Diretor da escola Orsina da Fonseca na época em que o livro-jogo estava sendo elaborado, Fernando Jesus Soeira, professor de Português, também aprova o invento. "É muito melhor fazer o aluno se sentir participante da situação do que ele receber uma situação já pronta. Assim ele tem a possibilidade de discutir uma coisa que acha importante. Em geral, o professor fica muito preso às suas matérias, e o jogo foi uma forma lúdica de demonstrar interdisciplinaridade", diz ele, que na disciplina de Português já falou da poluição visual provocada pelas pichações nos muros de casas e escolas.

Na hora de elaborar a metodologia, Mercês se inspirou nos conceitos do físico austríaco Fritjof Capra, um dos fundadores do Centro de Ecoalfabetização de Berkeley, na Califórnia, EUA. Assim como Capra, a professora está certa de que educação ambiental pode ajudar na construção de um mundo ecologicamente e socialmente sustentável. "A mesma lógica que leva ao desequilíbrio social leva ao desequilíbrio ecológico. Falo da lógica do capitalismo, da competição, da busca desenfreada por dinheiro.

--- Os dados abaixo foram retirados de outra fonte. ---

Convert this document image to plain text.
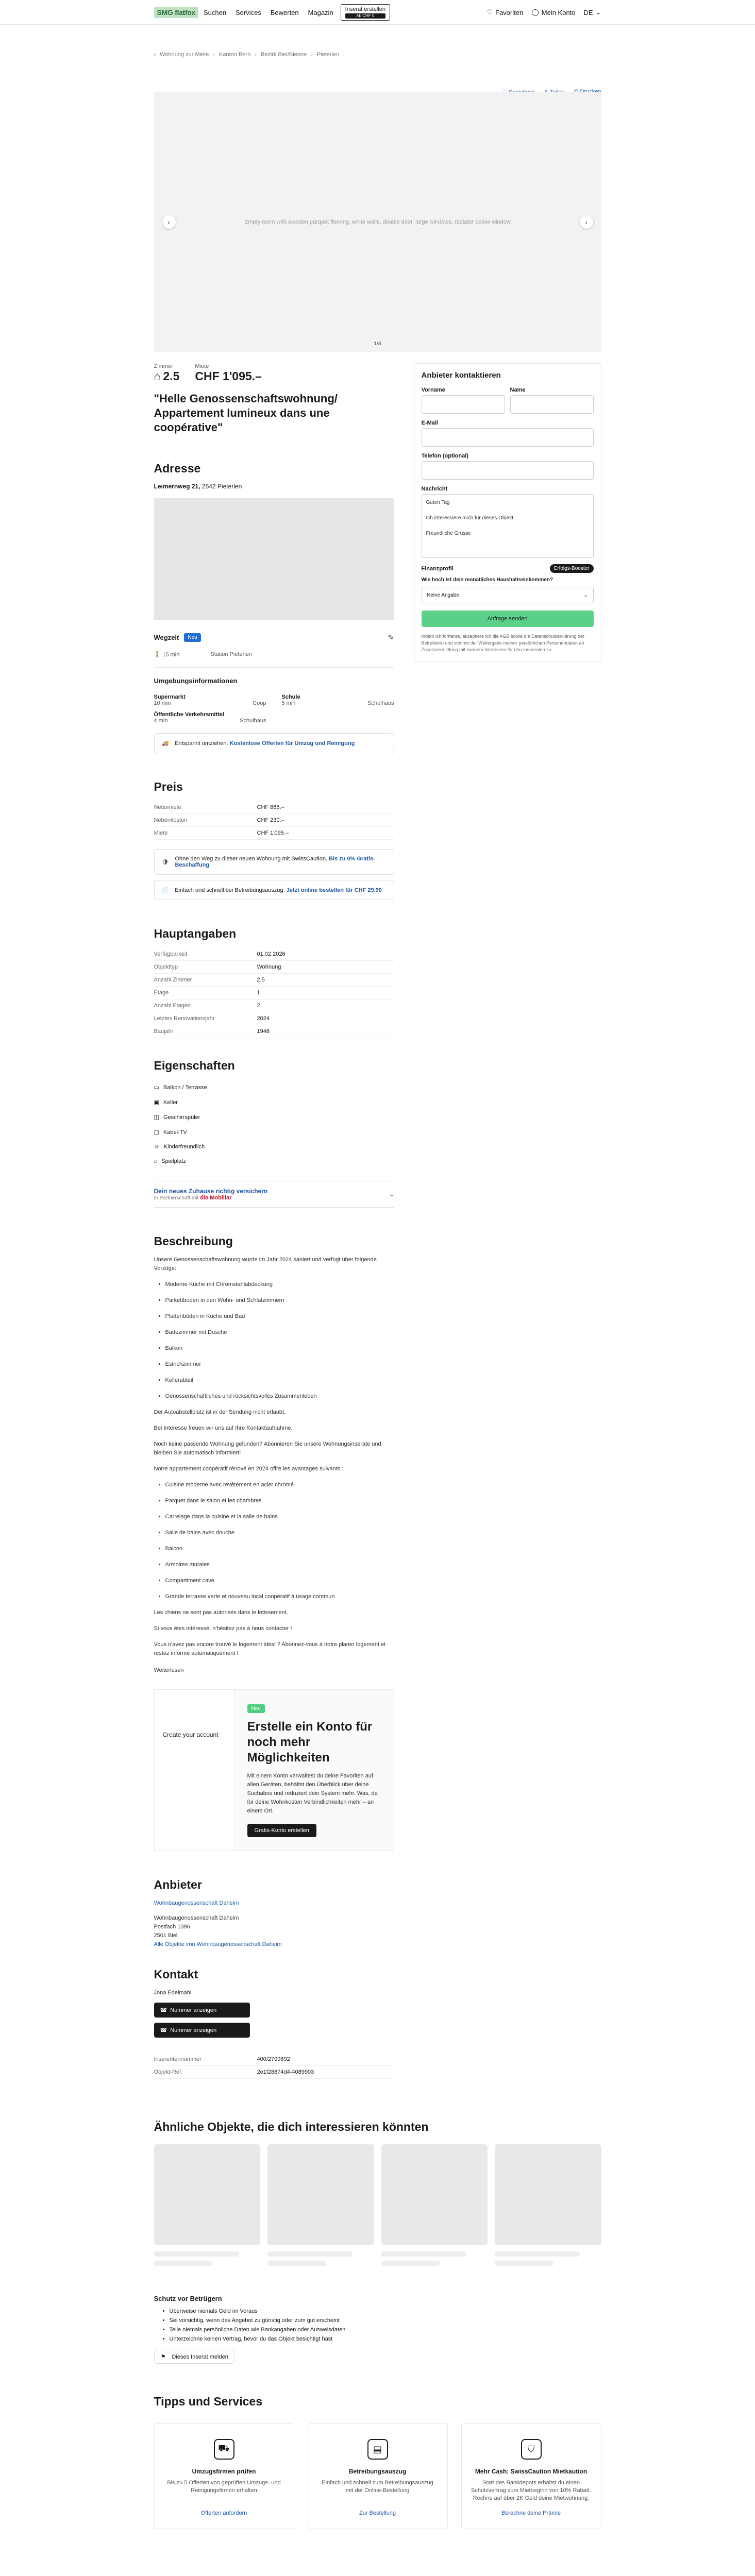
SMG flatfox	Suchen Services Bewerten Magazin	Inserat erstellen
Ab CHF 0	♡ Favoriten ◯ Mein Konto DE ⌄
‹ Wohnung zur Miete › Kanton Bern › Bezirk Biel/Bienne › Pieterlen
Empty room with wooden parquet flooring, white walls, double door, large windows, radiator below window
‹	›
1/8
Zimmer
⌂ 2.5
Miete
CHF 1'095.–
"Helle Genossenschaftswohnung/ Appartement lumineux dans une coopérative"
Adresse
Leimernweg 21, 2542 Pieterlen
Wegzeit	Neu	✎
🚶 15 min	Station Pieterlen
Umgebungsinformationen
Supermarkt
10 min	Coop
Schule
5 min	Schulhaus
Öffentliche Verkehrsmittel
4 min	Schulhaus
🚚 Entspannt umziehen: Kostenlose Offerten für Umzug und Reinigung
Preis
Nettomiete	CHF 865.–
Nebenkosten	CHF 230.–
Miete	CHF 1'095.–
🛡
Ohne den Weg zu dieser neuen Wohnung mit SwissCaution. Bis zu 0% Gratis-Beschaffung
📄 Einfach und schnell bei Betreibungsauszug: Jetzt online bestellen für CHF 29.90
Hauptangaben
Verfügbarkeit	01.02.2026
Objekttyp	Wohnung
Anzahl Zimmer	2.5
Etage	1
Anzahl Etagen	2
Letztes Renovationsjahr	2024
Baujahr	1948
Eigenschaften
▭ Balkon / Terrasse
▣ Keller
◫ Geschirrspüler
▢ Kabel-TV
☺ Kinderfreundlich
⌂ Spielplatz
Dein neues Zuhause richtig versichern
In Partnerschaft mit die Mobiliar
⌄
Beschreibung

Unsere Genossenschaftswohnung wurde im Jahr 2024 saniert und verfügt über folgende Vorzüge:

• Moderne Küche mit Chromstahlabdeckung
• Parkettboden in den Wohn- und Schlafzimmern
• Plattenböden in Küche und Bad
• Badezimmer mit Dusche
• Balkon
• Estrichzimmer
• Kellerabteil
• Genossenschaftliches und rücksichtsvolles Zusammenleben

Der Autoabstellplatz ist in der Sendung nicht erlaubt.

Bei Interesse freuen wir uns auf Ihre Kontaktaufnahme.

Noch keine passende Wohnung gefunden? Abonnieren Sie unsere Wohnungsinserate und bleiben Sie automatisch informiert!

Notre appartement coopératif rénové en 2024 offre les avantages suivants :

• Cuisine moderne avec revêtement en acier chromé
• Parquet dans le salon et les chambres
• Carrelage dans la cuisine et la salle de bains
• Salle de bains avec douche
• Balcon
• Armoires murales
• Compartiment cave
• Grande terrasse verte et nouveau local coopératif à usage commun

Les chiens ne sont pas autorisés dans le lotissement.

Si vous êtes intéressé, n'hésitez pas à nous contacter !

Vous n'avez pas encore trouvé le logement idéal ? Abonnez-vous à notre planer logement et restez informé automatiquement !

Weiterlesen
Create your account
Neu
Erstelle ein Konto für noch mehr Möglichkeiten
Mit einem Konto verwaltest du deine Favoriten auf allen Geräten, behältst den Überblick über deine Suchabos und reduziert dein System mehr. Was, da für deine Wohnkosten Verbindlichkeiten mehr – an einem Ort.
Gratis-Konto erstellen
Anbieter
Wohnbaugenossenschaft Daheim
Wohnbaugenossenschaft Daheim
Postfach 1396
2501 Biel
Alle Objekte von Wohnbaugenossenschaft Daheim
Kontakt
Jona Edelmahl
☎ Nummer anzeigen
☎ Nummer anzeigen
Inserentennummer	400/2709892
Objekt-Ref.	2e1f28874d4-4089903
Anbieter kontaktieren
Vorname	Name
E-Mail
Telefon (optional)
Nachricht
Guten Tag

Ich interessiere mich für dieses Objekt.

Freundliche Grüsse
Finanzprofil	Erfolgs-Booster
Wie hoch ist dein monatliches Haushaltseinkommen?
Keine Angabe	⌄
Anfrage senden
Indem ich fortfahre, akzeptiere ich die AGB sowie die Datenschutzerklärung der Betreiberin und stimme der Weitergabe meiner persönlichen Personendaten an Zusatzvermittlung mit meinem Interessen für den Inserenten zu.
Ähnliche Objekte, die dich interessieren könnten
Schutz vor Betrügern
• Überweise niemals Geld im Voraus
• Sei vorsichtig, wenn das Angebot zu günstig oder zum gut erscheint
• Teile niemals persönliche Daten wie Bankangaben oder Ausweisdaten
• Unterzeichne keinen Vertrag, bevor du das Objekt besichtigt hast
⚑ Dieses Inserat melden
Tipps und Services
⛟
Umzugsfirmen prüfen

Bis zu 5 Offerten von geprüften Umzugs- und Reinigungsfirmen erhalten

Offerten anfordern
▤
Betreibungsauszug

Einfach und schnell zum Betreibungsauszug mit der Online-Bestellung

Zur Bestellung
⛉
Mehr Cash: SwissCaution Mietkaution

Statt des Bankdepots erhältst du einen Schutzvertrag zum Mietbeginn von 10% Rabatt. Rechne auf über 2K Geld deine Mietwohnung.

Berechne deine Prämie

Foi exatamente isso que o jogo quis demonstrar. É um processo difícil, mas várias escolas estão neste caminho. Para funcionar bem, é preciso ter um projeto político pedagógico, como o que foi feito na construção do jogo, onde todos opinaram", conclui. Com todo o sucesso do livro, Quézia continuou modesta: "Aconteceu de prevalecer o meu desenho, mas vários alunos também deram boas idéias". Ela sonha em ser biológa. Diz que desenhar "é lazer". E já procura uma terceira via. Neste segundo semestre, começa a estudar informática na faculdade da Vila Olímpica da Mangueira. "Ainda não desisti do meu sonho, mas acho que a Informática vai me dar mais oportunidade de trabalho".